Comments on the Quality of English Language
Minor typos in the document may hinder the clarity. A few examples are listed below. Please run a grammar checker.
Line 42: "To make sure every element to be received" . I do not understand what do you mean
Line 170: " And RUM appends a update memo" : Use "an" instead of "a"
Line 288: Then we "teat" the search performance. ???
Line 288: There are two "type" of time range . Please use "types"
Miscellaneous:
Section 5 is titled "Experiment". I would suggest something like "Experimental Evaluation"
Author Response
Thank you for your comments. Please see the attachment (combined response-letter.pdf, revision.pdf, and diff.pdf).
Author Response File: Author Response.pdf
Reviewer 3 Report
Comments and Suggestions for AuthorsThis manuscript suffers from notable deficiencies in presenting a coherent background and articulating the specific problems it seeks to resolve, resulting in a lack of clarity for the reader. The document requires elucidation on the following aspects:
- What constitutes the content of the stored data? Is it a singular, temporally evolving location dataset or multiple streams of data?

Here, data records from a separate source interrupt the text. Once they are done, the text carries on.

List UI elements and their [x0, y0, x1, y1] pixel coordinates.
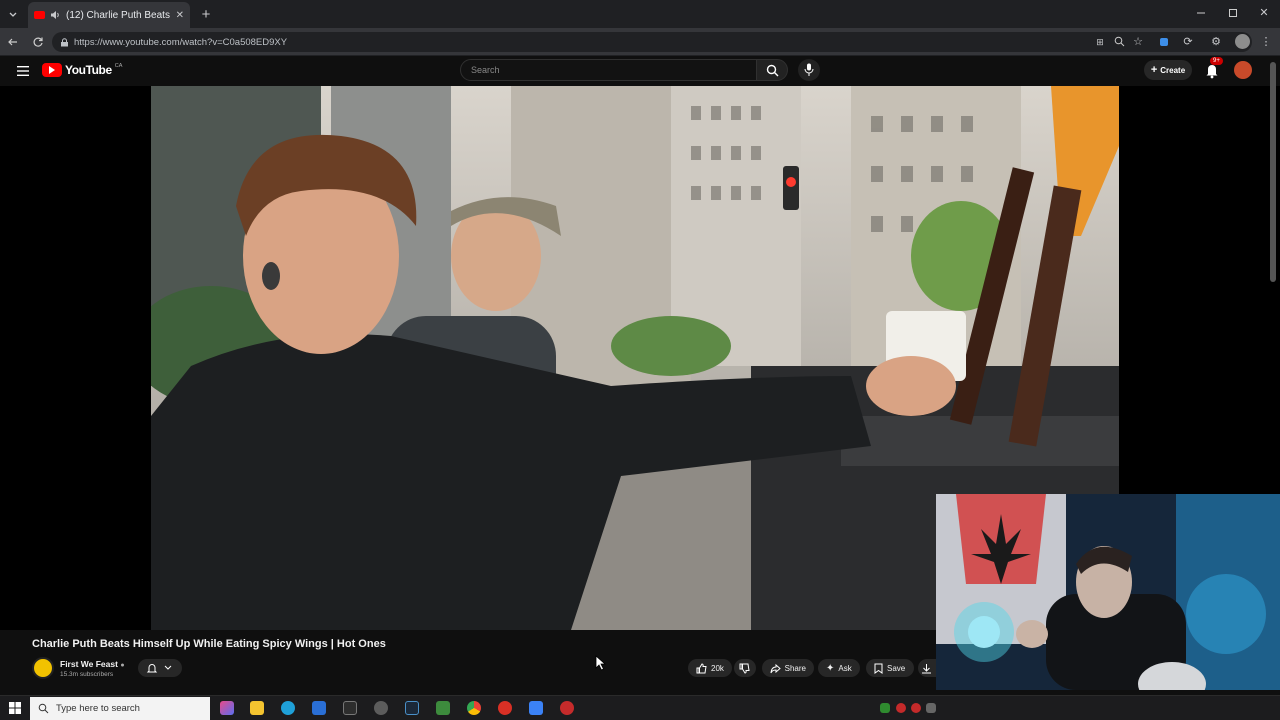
windows-taskbar: Type here to search	[0, 695, 1280, 720]
share-button[interactable]: Share	[762, 659, 814, 677]
save-label: Save	[887, 663, 906, 673]
verified-icon: ●	[120, 662, 125, 669]
back-icon[interactable]	[6, 35, 20, 49]
download-icon	[922, 663, 931, 673]
reload-icon[interactable]	[31, 35, 45, 49]
new-tab-icon[interactable]: +	[198, 6, 214, 23]
dislike-button[interactable]	[734, 659, 756, 677]
app-icon-blue[interactable]	[312, 701, 326, 715]
tab-title: (12) Charlie Puth Beats Himself	[66, 9, 171, 21]
settings-gear-icon[interactable]	[374, 701, 388, 715]
youtube-header: YouTube CA + Create 9+	[0, 56, 1280, 86]
country-code: CA	[114, 63, 123, 69]
tray-icon-red-2[interactable]	[911, 703, 921, 713]
restore-icon[interactable]	[1227, 7, 1239, 19]
edge-browser-icon[interactable]	[281, 701, 295, 715]
notification-bell-icon	[146, 664, 158, 673]
zoom-icon[interactable]	[1113, 35, 1125, 47]
tray-icon-gray[interactable]	[926, 703, 936, 713]
page-scrollbar[interactable]	[1270, 62, 1276, 282]
like-button[interactable]: 20k	[688, 659, 732, 677]
browser-tab[interactable]: (12) Charlie Puth Beats Himself ✕	[28, 2, 190, 28]
search-icon	[766, 64, 779, 77]
url-text: https://www.youtube.com/watch?v=C0a508ED…	[74, 37, 288, 48]
profile-avatar[interactable]	[1235, 34, 1250, 49]
channel-name[interactable]: First We Feast ●	[60, 659, 125, 669]
extension-icon[interactable]	[1158, 36, 1170, 48]
apps-icon[interactable]: ⊞	[1094, 36, 1106, 48]
download-button[interactable]	[918, 659, 936, 677]
minimize-icon[interactable]	[1195, 7, 1207, 19]
ask-button[interactable]: ✦ Ask	[818, 659, 860, 677]
tray-icon-red[interactable]	[896, 703, 906, 713]
blue-app-icon[interactable]	[529, 701, 543, 715]
bookmark-star-icon[interactable]: ☆	[1132, 35, 1144, 48]
youtube-play-icon	[42, 63, 62, 77]
sparkle-icon: ✦	[826, 662, 835, 674]
chrome-icon[interactable]	[467, 701, 481, 715]
plus-icon: +	[1150, 64, 1158, 76]
steam-icon[interactable]	[405, 701, 419, 715]
tray-icon-green[interactable]	[880, 703, 890, 713]
thumbs-up-icon	[696, 662, 707, 673]
create-label: Create	[1160, 65, 1186, 75]
search-box	[460, 59, 757, 81]
voice-search-button[interactable]	[798, 59, 820, 81]
close-window-icon[interactable]: ✕	[1258, 6, 1270, 19]
account-avatar[interactable]	[1234, 61, 1252, 79]
windows-start-icon[interactable]	[9, 702, 21, 714]
ask-label: Ask	[838, 663, 852, 673]
chevron-down-icon	[164, 665, 172, 670]
extensions-puzzle-icon[interactable]: ⟳	[1182, 35, 1194, 48]
media-app-icon[interactable]	[343, 701, 357, 715]
tab-list-icon[interactable]	[6, 7, 20, 21]
save-button[interactable]: Save	[866, 659, 914, 677]
site-info-icon[interactable]	[59, 37, 69, 47]
taskbar-search-placeholder: Type here to search	[56, 703, 140, 714]
record-app-icon[interactable]	[560, 701, 574, 715]
taskbar-search-icon	[38, 703, 49, 714]
subscriber-count: 15.3m subscribers	[60, 671, 114, 678]
channel-avatar[interactable]	[32, 657, 54, 679]
hamburger-menu-icon[interactable]	[16, 64, 30, 78]
profile-sync-icon[interactable]: ⚙	[1210, 35, 1222, 48]
menu-dots-icon[interactable]: ⋮	[1260, 35, 1272, 48]
search-input[interactable]	[461, 60, 756, 80]
url-field[interactable]: https://www.youtube.com/watch?v=C0a508ED…	[52, 32, 1252, 52]
thumbs-down-icon	[739, 663, 750, 674]
youtube-wordmark: YouTube	[65, 63, 112, 77]
youtube-favicon-icon	[34, 11, 45, 19]
youtube-logo[interactable]: YouTube CA	[42, 63, 122, 77]
video-title: Charlie Puth Beats Himself Up While Eati…	[32, 638, 386, 650]
search-button[interactable]	[756, 59, 788, 81]
audio-playing-icon[interactable]	[50, 10, 61, 20]
like-count: 20k	[711, 663, 724, 673]
subscription-button[interactable]	[138, 659, 182, 677]
minecraft-icon[interactable]	[436, 701, 450, 715]
file-explorer-icon[interactable]	[250, 701, 264, 715]
microphone-icon	[804, 63, 814, 76]
notification-count-badge: 9+	[1210, 57, 1223, 65]
taskbar-search-box[interactable]: Type here to search	[30, 697, 210, 720]
mouse-cursor-icon	[595, 655, 607, 671]
webcam-overlay	[936, 494, 1280, 690]
channel-name-text: First We Feast	[60, 659, 118, 669]
close-tab-icon[interactable]: ✕	[176, 10, 184, 21]
webcam-feed-image	[936, 494, 1280, 690]
create-button[interactable]: + Create	[1144, 60, 1192, 80]
bookmark-icon	[874, 663, 883, 674]
copilot-icon[interactable]	[220, 701, 234, 715]
browser-tab-bar: (12) Charlie Puth Beats Himself ✕ + ✕	[0, 0, 1280, 28]
share-icon	[770, 663, 781, 673]
share-label: Share	[784, 663, 806, 673]
address-bar-row: https://www.youtube.com/watch?v=C0a508ED…	[0, 28, 1280, 56]
red-app-icon[interactable]	[498, 701, 512, 715]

- How are R-trees constructed? What methods are employed for data addition, removal, and retrieval?
- The experimental and comparative research should primarily focus on evaluating the proposed approach against other storage structures.
Author Response
Thank you for your comments. Please see the attachment (combined response-letter.pdf, revision.pdf, and diff.pdf).
Author Response File: Author Response.pdf
Round 2
Reviewer 1 Report
Comments and Suggestions for AuthorsI am satisfied with the author's response to my first round review.
Author Response
We would like to thank you for your valuable comments and advice in improving the manuscript.
Reviewer 2 Report
Comments and Suggestions for AuthorsThanks for addressing the comments of the reviewers.
Comment #1
In the experimental section, results of experiments of KDtree are presented in Fig 8. What is this KD-tree? No explanations about it has been provided. You have 2 options to correct this issue:
1) Explain what is a KD-Tree, as you did it with the other types of indexes
2) Remove KD-Tree from the charts, and other references.
Comment #2
Figure 8.A and Fig 9.A look significatively different, after re-running the experiments. You have updated the charts; however, the discussion have not been updated, after the change of results.
Author Response
We would like to thank you for your valuable comments and advice in improving the manuscript.
Comments #1: In the experimental section, the results of experiments of KDtree are presented in Fig 8. What is this KD-tree? No explanations about it have been provided.
In line 264, an explanation is appended, "Kd-tree (a K-dimension tree for 2D attribute)".
Comments #2: Figure 8.A and Fig 9.A look significatively different, after re-running the experiments. You have updated the charts; however, the discussion has not been updated, after the change of results.
With the experimental environment changed, the relative coordination of curves in Fig 8 and Fig 9 have not been changed but are more stable. The total time costs have a consistent reduction. The change in results doesn't impact the origin discussion. We are sorry that the lack of explanation in the previous response led to this misunderstanding.
Author Response File: Author Response.pdf
Reviewer 3 Report
Comments and Suggestions for AuthorsAn efficient spatio-temporal indexing model for Streaming Processing is proposed, but how to integrate with existing database systems needs further research.
Author Response
We would like to thank you for your valuable comments and advice in improving the manuscript. And your suggestion has motivated our future research. We will try our best to respond to your expectation.